Le 2 août 1944, avec la trentaine de survivantes à Birkenau de son convoi, elle est transférée à Ravensbrück, puis au camp-usine de Watenstedt, où 800 femmes travaillent dans des conditions effroyables ; comme médecin, elle en met beaucoup au repos ; le commandant du camp furieux la renvoie à Ravensbrück début septembre.

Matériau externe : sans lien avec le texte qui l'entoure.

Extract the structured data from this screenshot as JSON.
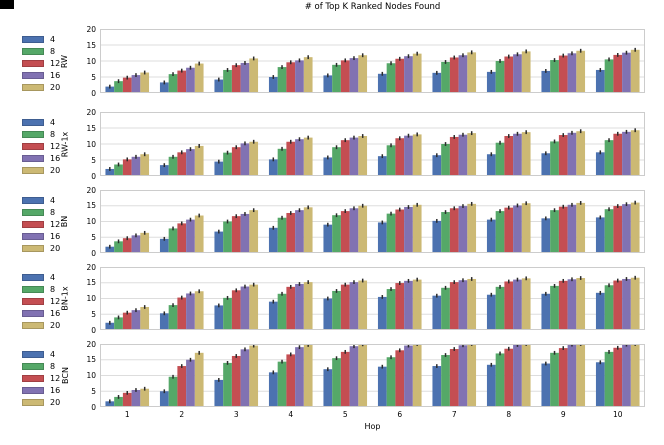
{
  "chart_data": {
    "type": "bar",
    "title": "# of Top K Ranked Nodes Found",
    "xlabel": "Hop",
    "categories": [
      "1",
      "2",
      "3",
      "4",
      "5",
      "6",
      "7",
      "8",
      "9",
      "10"
    ],
    "legend_labels": [
      "4",
      "8",
      "12",
      "16",
      "20"
    ],
    "palette": [
      "#4C72B0",
      "#55A868",
      "#C44E52",
      "#8172B2",
      "#CCB974"
    ],
    "grid_color": "#DDDDDD",
    "spine_color": "#CCCCCC",
    "error_bar_color": "#2B2B2B",
    "ylim": [
      0,
      20
    ],
    "yticks": [
      0,
      5,
      10,
      15,
      20
    ],
    "error_bar": 0.6,
    "grid": true,
    "legend_position": "left-outside",
    "subplots": [
      {
        "ylabel": "RW",
        "series": [
          {
            "name": "4",
            "values": [
              2.0,
              3.3,
              4.2,
              5.0,
              5.5,
              6.0,
              6.3,
              6.6,
              6.9,
              7.2
            ]
          },
          {
            "name": "8",
            "values": [
              3.7,
              5.9,
              7.2,
              8.1,
              8.8,
              9.3,
              9.7,
              10.0,
              10.3,
              10.5
            ]
          },
          {
            "name": "12",
            "values": [
              4.8,
              7.0,
              8.7,
              9.6,
              10.2,
              10.7,
              11.1,
              11.4,
              11.7,
              11.9
            ]
          },
          {
            "name": "16",
            "values": [
              5.6,
              7.9,
              9.4,
              10.2,
              10.9,
              11.5,
              11.8,
              12.1,
              12.4,
              12.6
            ]
          },
          {
            "name": "20",
            "values": [
              6.4,
              9.2,
              10.8,
              11.2,
              11.8,
              12.3,
              12.7,
              13.0,
              13.2,
              13.5
            ]
          }
        ]
      },
      {
        "ylabel": "RW-1x",
        "series": [
          {
            "name": "4",
            "values": [
              2.2,
              3.4,
              4.5,
              5.2,
              5.8,
              6.2,
              6.5,
              6.8,
              7.1,
              7.4
            ]
          },
          {
            "name": "8",
            "values": [
              3.6,
              6.0,
              7.3,
              8.5,
              9.0,
              9.6,
              10.0,
              10.4,
              10.8,
              11.2
            ]
          },
          {
            "name": "12",
            "values": [
              5.2,
              7.4,
              9.0,
              10.7,
              11.2,
              11.8,
              12.2,
              12.5,
              12.8,
              13.2
            ]
          },
          {
            "name": "16",
            "values": [
              6.0,
              8.4,
              10.2,
              11.5,
              12.0,
              12.6,
              12.9,
              13.2,
              13.5,
              13.8
            ]
          },
          {
            "name": "20",
            "values": [
              6.8,
              9.4,
              10.7,
              12.0,
              12.5,
              13.0,
              13.4,
              13.7,
              14.0,
              14.3
            ]
          }
        ]
      },
      {
        "ylabel": "BN",
        "series": [
          {
            "name": "4",
            "values": [
              2.0,
              4.5,
              6.8,
              8.0,
              9.0,
              9.7,
              10.2,
              10.6,
              11.0,
              11.3
            ]
          },
          {
            "name": "8",
            "values": [
              3.7,
              7.8,
              10.0,
              11.2,
              12.0,
              12.5,
              13.0,
              13.3,
              13.6,
              13.9
            ]
          },
          {
            "name": "12",
            "values": [
              4.7,
              9.4,
              11.7,
              12.7,
              13.3,
              13.8,
              14.2,
              14.4,
              14.7,
              14.9
            ]
          },
          {
            "name": "16",
            "values": [
              5.6,
              10.6,
              12.4,
              13.6,
              14.2,
              14.6,
              14.9,
              15.1,
              15.3,
              15.5
            ]
          },
          {
            "name": "20",
            "values": [
              6.4,
              11.9,
              13.6,
              14.5,
              15.0,
              15.3,
              15.6,
              15.8,
              15.9,
              16.0
            ]
          }
        ]
      },
      {
        "ylabel": "BN-1x",
        "series": [
          {
            "name": "4",
            "values": [
              2.3,
              5.3,
              7.8,
              9.0,
              10.0,
              10.5,
              10.9,
              11.2,
              11.5,
              11.8
            ]
          },
          {
            "name": "8",
            "values": [
              4.0,
              7.9,
              10.2,
              11.5,
              12.4,
              13.0,
              13.4,
              13.7,
              14.0,
              14.2
            ]
          },
          {
            "name": "12",
            "values": [
              5.5,
              10.3,
              12.6,
              13.7,
              14.4,
              14.9,
              15.2,
              15.4,
              15.6,
              15.7
            ]
          },
          {
            "name": "16",
            "values": [
              6.3,
              11.6,
              13.8,
              14.6,
              15.2,
              15.6,
              15.8,
              16.0,
              16.1,
              16.2
            ]
          },
          {
            "name": "20",
            "values": [
              7.3,
              12.3,
              14.4,
              15.2,
              15.7,
              16.0,
              16.2,
              16.4,
              16.5,
              16.6
            ]
          }
        ]
      },
      {
        "ylabel": "BCN",
        "series": [
          {
            "name": "4",
            "values": [
              1.8,
              5.0,
              8.6,
              11.0,
              12.0,
              12.8,
              13.0,
              13.4,
              13.8,
              14.2
            ]
          },
          {
            "name": "8",
            "values": [
              3.2,
              9.6,
              14.0,
              14.4,
              15.5,
              15.8,
              16.5,
              17.0,
              17.2,
              17.5
            ]
          },
          {
            "name": "12",
            "values": [
              4.5,
              13.0,
              16.2,
              16.7,
              17.5,
              18.0,
              18.4,
              18.5,
              18.7,
              18.8
            ]
          },
          {
            "name": "16",
            "values": [
              5.4,
              15.0,
              18.3,
              19.0,
              19.3,
              19.5,
              19.6,
              19.7,
              19.8,
              19.8
            ]
          },
          {
            "name": "20",
            "values": [
              5.8,
              17.2,
              19.5,
              19.7,
              19.9,
              20.0,
              20.0,
              20.0,
              20.0,
              20.0
            ]
          }
        ]
      }
    ]
  }
}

Là, elle est de nouveau affectée au Revier. À la fin de 1944 et au printemps 1945, les médecins nazis procèdent à des sélections régulières des femmes trop faibles pour travailler. Face à ce problème, la gestion des feuilles de température est essentielle. Adélaïde Hautval réussit à en tenir deux : une officielle et l’autre réelle. Elle s’efforce aussi de faire maquiller les plus faibles avec les moyens du bord. À propos des médecins nazis, Haïdi, psychiatre de formation, a pu écrire à son retour : « Certains de ces messieurs ne sont pas très forts en connaissances médicales. Il est relativement facile de leur faire prendre des vessies pour des lanternes. Comme par ailleurs ils ne tiennent pas à ce qu’on s’aperçoive de leurs lacunes, ils laissent passer plus de choses qu’ils ne voudraient. »

 

 

Le 30 avril 1945, le camp est libéré mais Haïdi décide de rester pour soigner celles, trop faibles, qui n’ont pu être rapatriées. Elle ne quitte le camp que le 26 juin et arrive à Paris le 2 juillet.

Après le retour
Après plusieurs mois de repos dans la maison de famille de Guebwiller, elle devient médecin scolaire à Groslay (Val d’Oise). Mais dès son retour, elle rédige des notes qu’elle a tenté par la suite de détruire, avant de les remettre en ordre en 1987, de les compléter, puis de les donner à Anise Postel- Vinay, qui les a fait publier en 1991, trois ans après le décès de Haïdi en 1988.

Au printemps de 1964, elle a été témoin, lors du procès à Londres, pour diffamation, de l’écrivain américain Léon Uris, auteur du best-seller Exodus, intenté par le docteur Dering, détenu politique, catholique et antisémite, devenu britannique après la guerre, qui avait accepté d’exécuter les opérations mutilantes d’Auschwitz. Dans une ligne, Léon Uris avait signalé 17 000 opérations mutilantes sur des jeunes gens et des jeunes filles par le Dr Dering. Adélaïde Hautval fut le témoin le plus remarquable du procès ; certes Dering a gagné car ce n’était pas 17 000 mais 140 (tout de même !), pourtant il n’a obtenu qu’un demi-penny de dommages et intérêts, somme dérisoire et humiliante.

À la suite de son témoignage remarqué, elle a été reconnue, en 1965, parmi les premières (la centième dans le monde, la quatrième en France), comme Juste parmi les nations par Yad Vashem. En France, bien qu’ayant reçu la Légion d’honneur dès 1945, elle a attendu 18 ans pour être reconnue comme résistante, car non membre d’un réseau ou d’un mouvement.

Aujourd’hui, son nom apparaît sur quelques plaques, de rue ou monuments, au Hohwald, à Strasbourg, Bourges, Blaye en Gironde, et devient celui de quelques établissements, hospitalier (Villiers-le-Bel) ou scolaires (en Alsace). Pourtant, elle reste encore trop peu connue.

Et comment mieux la définir que par cette formule lapidaire et admirative de Marie-Claude Vaillant-Couturier : « Haïdi, c’est une conscience ! »

Le 21 février dernier, la salle d’audience du juge des libertés et de la détention du centre hospitalier (psychiatrique) de Rouffach vient d’être dénommée Salle Adélaïde Hautval, médecin, résistante.